Above all, he had to keep his agent’s wits constantly alert against the seemingly limitless tolerance of the Firm, for how could we ever dare believe, either of us, that the dear, dead wood of England was not a cladding for some masterly game being played inside? Imagine the headaches Axel had, as Pym went on producing his mountains of intelligence material, to persuade his masters they were not the victims of some grand imperialist deception! The Czechs admired you so much, Jack. The old ones knew you from the war. They knew your skills and respected them. They knew the dangers, every day, of underestimating their wily adversary. Axel had to fight toe to toe with them, more than once. He had to argue with the very henchmen who had tortured him, in order to prevent them from pulling Pym out of the field and giving him a little of the medicine they periodically dished out to one another, on the off chance of extracting a true confession from him: “Yes, I am Brotherhood’s man!” they wanted him to scream. “Yes, I am here to plant disinformation on you. To distract your eye from our anti-Socialist operations. And yes, Axel is my accomplice. Take me, hang me, anything but this.” But Axel prevailed. He begged and bullied and slammed the table, and when still more purges were planned to explain the chaos left behind by the last ones, he scared his enemies into silence by threatening to expose them for their insufficient appreciation of the historically inevitable imperialist decay. And Pym helped him every inch of the distance. Sat again at his sickbed — if only metaphorically — gave him nourishment and courage, held up his spirits. Ransacked the Station files. Armed him with outrageous examples of the Firm’s incompetence worldwide. Until, fighting thus for their mutual survival, Pym and Axel drew still closer together, each laying the irrational burdens of his country at the other’s feet.
And once in a while, when a battle was over and won, or a great scoop had been achieved on one side or the other, Axel would put on the play clothes of the libertine and arrange a midnight dash to his frugal equivalent of St. Moritz, which was a small white castle in the Giant Mountains, set aside by his service for people they thought the world of. The first time they went there was for an anniversary celebration, in a limousine with blackened windows. Pym had been in Prague two years.

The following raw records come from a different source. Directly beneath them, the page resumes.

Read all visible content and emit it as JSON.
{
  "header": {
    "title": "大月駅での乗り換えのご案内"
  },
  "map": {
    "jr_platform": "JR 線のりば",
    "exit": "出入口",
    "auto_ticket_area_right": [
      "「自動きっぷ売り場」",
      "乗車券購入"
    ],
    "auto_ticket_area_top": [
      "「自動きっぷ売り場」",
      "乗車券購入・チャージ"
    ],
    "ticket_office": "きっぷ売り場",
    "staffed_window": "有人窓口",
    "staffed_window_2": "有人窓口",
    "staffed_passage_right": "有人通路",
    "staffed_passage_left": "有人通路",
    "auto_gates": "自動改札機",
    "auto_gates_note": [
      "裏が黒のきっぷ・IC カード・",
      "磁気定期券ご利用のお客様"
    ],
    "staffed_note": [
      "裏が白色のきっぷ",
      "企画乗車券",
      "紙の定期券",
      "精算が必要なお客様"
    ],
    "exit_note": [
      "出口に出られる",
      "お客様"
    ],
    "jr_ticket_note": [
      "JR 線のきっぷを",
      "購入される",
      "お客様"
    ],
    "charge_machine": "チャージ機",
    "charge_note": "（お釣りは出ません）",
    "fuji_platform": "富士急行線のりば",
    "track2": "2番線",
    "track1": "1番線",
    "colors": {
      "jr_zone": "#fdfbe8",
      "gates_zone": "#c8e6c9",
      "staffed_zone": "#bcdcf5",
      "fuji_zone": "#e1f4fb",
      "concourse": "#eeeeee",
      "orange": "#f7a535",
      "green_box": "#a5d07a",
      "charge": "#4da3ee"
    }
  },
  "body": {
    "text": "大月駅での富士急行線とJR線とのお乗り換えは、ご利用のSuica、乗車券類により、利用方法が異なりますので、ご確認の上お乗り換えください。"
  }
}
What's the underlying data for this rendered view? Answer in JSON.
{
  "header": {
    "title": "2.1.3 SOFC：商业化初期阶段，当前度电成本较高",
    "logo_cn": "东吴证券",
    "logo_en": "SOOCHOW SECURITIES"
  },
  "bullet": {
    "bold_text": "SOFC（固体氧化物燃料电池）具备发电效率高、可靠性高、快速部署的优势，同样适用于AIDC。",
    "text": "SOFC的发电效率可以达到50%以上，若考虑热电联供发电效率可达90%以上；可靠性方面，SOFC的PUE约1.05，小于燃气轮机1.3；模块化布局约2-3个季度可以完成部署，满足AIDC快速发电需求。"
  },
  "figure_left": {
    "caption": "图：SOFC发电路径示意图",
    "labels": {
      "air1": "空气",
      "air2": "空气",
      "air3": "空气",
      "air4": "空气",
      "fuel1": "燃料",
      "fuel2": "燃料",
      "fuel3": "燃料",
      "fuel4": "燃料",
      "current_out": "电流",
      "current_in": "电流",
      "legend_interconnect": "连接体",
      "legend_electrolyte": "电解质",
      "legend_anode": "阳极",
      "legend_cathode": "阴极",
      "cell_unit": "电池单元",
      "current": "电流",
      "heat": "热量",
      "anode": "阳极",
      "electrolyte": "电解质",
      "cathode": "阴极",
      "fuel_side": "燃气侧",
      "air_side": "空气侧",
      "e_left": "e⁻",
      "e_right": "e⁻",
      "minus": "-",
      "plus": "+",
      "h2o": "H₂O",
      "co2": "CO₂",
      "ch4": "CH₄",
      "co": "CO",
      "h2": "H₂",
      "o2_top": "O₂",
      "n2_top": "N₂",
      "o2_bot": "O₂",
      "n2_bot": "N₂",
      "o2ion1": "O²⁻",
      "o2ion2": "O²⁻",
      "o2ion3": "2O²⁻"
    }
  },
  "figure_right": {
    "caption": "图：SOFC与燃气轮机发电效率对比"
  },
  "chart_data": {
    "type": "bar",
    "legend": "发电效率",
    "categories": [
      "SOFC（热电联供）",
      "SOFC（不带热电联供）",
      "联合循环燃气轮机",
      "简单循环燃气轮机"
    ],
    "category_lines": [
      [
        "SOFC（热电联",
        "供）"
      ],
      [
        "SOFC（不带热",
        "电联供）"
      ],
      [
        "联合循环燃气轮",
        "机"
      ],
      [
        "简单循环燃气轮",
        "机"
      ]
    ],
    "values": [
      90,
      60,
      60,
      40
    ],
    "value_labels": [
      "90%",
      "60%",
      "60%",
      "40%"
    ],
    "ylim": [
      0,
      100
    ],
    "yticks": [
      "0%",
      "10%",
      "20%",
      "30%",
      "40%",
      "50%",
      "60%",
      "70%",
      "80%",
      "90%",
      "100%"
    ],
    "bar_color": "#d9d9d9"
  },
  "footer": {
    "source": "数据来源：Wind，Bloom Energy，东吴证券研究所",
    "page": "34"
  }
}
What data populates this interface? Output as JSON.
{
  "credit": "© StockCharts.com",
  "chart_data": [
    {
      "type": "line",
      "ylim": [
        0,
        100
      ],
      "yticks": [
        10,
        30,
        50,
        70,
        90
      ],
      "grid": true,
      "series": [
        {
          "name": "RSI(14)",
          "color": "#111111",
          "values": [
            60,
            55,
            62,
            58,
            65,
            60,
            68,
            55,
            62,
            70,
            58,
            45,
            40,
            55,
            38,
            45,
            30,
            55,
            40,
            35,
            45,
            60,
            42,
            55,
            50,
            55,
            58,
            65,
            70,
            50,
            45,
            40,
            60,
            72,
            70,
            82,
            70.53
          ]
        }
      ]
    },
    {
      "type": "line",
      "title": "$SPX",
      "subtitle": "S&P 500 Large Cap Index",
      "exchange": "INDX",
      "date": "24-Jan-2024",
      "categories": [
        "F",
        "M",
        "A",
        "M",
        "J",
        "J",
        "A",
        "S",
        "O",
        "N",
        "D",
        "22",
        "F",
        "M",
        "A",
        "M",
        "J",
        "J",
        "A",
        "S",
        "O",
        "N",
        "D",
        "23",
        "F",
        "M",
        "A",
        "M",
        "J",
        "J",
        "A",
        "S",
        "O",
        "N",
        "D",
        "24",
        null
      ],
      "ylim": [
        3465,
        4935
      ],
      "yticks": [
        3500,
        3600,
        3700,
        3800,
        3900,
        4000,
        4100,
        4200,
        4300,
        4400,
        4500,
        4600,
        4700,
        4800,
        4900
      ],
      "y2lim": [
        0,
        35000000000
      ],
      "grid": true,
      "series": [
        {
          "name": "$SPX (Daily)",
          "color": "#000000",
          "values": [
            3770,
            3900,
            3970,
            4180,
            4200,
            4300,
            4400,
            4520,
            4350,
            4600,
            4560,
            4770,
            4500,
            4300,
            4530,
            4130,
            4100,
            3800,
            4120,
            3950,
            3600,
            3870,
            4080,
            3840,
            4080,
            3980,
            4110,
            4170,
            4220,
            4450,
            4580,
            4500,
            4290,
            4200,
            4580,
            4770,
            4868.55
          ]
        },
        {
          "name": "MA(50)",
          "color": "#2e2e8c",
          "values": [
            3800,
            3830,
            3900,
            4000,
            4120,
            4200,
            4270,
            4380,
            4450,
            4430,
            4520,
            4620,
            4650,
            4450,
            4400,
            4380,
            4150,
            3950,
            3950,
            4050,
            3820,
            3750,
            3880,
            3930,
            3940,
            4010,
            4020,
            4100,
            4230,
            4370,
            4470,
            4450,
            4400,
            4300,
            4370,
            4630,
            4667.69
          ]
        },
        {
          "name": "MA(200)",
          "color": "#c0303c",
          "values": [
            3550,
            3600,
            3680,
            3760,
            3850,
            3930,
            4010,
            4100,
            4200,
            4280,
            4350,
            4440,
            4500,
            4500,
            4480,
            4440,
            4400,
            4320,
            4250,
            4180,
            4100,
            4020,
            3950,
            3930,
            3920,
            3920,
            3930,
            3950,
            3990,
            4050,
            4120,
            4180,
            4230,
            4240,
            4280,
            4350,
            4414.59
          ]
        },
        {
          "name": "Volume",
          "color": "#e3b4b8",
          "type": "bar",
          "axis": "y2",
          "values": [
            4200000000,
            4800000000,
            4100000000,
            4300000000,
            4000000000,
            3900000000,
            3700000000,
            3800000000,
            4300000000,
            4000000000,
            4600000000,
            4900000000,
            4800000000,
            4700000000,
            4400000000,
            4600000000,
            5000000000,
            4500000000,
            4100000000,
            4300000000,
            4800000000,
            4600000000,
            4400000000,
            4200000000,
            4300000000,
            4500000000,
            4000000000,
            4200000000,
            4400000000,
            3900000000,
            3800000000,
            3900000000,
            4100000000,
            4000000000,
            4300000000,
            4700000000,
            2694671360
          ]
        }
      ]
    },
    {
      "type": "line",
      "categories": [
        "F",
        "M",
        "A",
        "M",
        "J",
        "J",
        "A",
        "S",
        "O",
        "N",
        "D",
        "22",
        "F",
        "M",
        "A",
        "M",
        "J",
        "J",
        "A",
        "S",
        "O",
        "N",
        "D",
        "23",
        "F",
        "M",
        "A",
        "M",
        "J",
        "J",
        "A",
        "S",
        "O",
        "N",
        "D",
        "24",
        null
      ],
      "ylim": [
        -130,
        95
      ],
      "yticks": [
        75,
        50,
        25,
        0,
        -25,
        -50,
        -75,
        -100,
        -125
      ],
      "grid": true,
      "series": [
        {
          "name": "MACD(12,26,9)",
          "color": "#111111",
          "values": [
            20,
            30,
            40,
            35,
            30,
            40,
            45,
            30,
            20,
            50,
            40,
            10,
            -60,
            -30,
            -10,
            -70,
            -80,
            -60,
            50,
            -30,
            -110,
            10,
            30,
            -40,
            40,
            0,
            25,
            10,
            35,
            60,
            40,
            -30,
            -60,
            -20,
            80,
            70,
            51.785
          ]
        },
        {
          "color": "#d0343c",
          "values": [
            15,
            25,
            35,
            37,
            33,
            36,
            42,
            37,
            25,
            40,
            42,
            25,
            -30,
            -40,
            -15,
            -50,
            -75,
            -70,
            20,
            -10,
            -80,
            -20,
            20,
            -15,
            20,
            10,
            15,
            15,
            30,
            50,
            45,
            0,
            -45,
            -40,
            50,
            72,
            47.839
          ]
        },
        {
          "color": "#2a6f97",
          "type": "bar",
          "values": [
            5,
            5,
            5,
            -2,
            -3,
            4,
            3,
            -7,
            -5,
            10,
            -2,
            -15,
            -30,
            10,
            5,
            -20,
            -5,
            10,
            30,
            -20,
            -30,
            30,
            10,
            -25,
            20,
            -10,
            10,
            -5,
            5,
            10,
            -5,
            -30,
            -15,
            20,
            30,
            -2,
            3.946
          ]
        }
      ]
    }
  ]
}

“I have decided to present you with an excellent new agent, Sir Magnus,” Axel announced as they zigzagged contentedly up the gravel road. “The Watchman network is lamentably short of industrial intelligence. The Americans are pledged to the collapse of our economy, but the Firm is providing nothing to support their optimism. How would you regard a middle executive from our great National Bank of Czechoslovakia, with access to some of our most serious mismanagements?”
“Where am I supposed to have found him?” Pym countered cautiously, for these were delicate decisions, requiring lengthy correspondence with Head Office before the approach to a new potential source was licensed.
The dinner table was laid for three, the candelabra lit. The two men had taken a long, slow walk in the forest and now they were drinking an apéritif before the fire, waiting for their guest.
“How is Belinda?” said Axel.
This was not a subject they often discussed, for Axel had little patience with unsatisfactory relationships.
“Fine, thank you, as always.”
“That’s not what our microphones tell us. They say you fight like two dogs day and night. Our listeners are becoming thoroughly depressed by you both.”
“Tell them we’ll mend our ways,” said Pym with a rare flash of bitterness.
A car was coming up the hill. They heard the footsteps of the old servant crossing the hall, and the rattle of bolts.
“Meet your new agent,” Axel said.
The door banged open and Sabina marched in. A little more matronly, perhaps, at the hips: one or two hard lines of officialdom around the jaw; but his delicious Sabina all the same. She was wearing a stern black dress with a white collar, and clumpy black court shoes that must have been her pride, for they had green brilliants on the straps and the sheen of imitation suède. Seeing Pym, she drew up sharply and scowled at him in suspicion. For a moment, her manner reflected the most radical disapproval. Then to his delight she burst out laughing her crazy Slav laugh, and ran to cover him with her body, much as she had done in Graz when he took his first faltering lessons in Czech.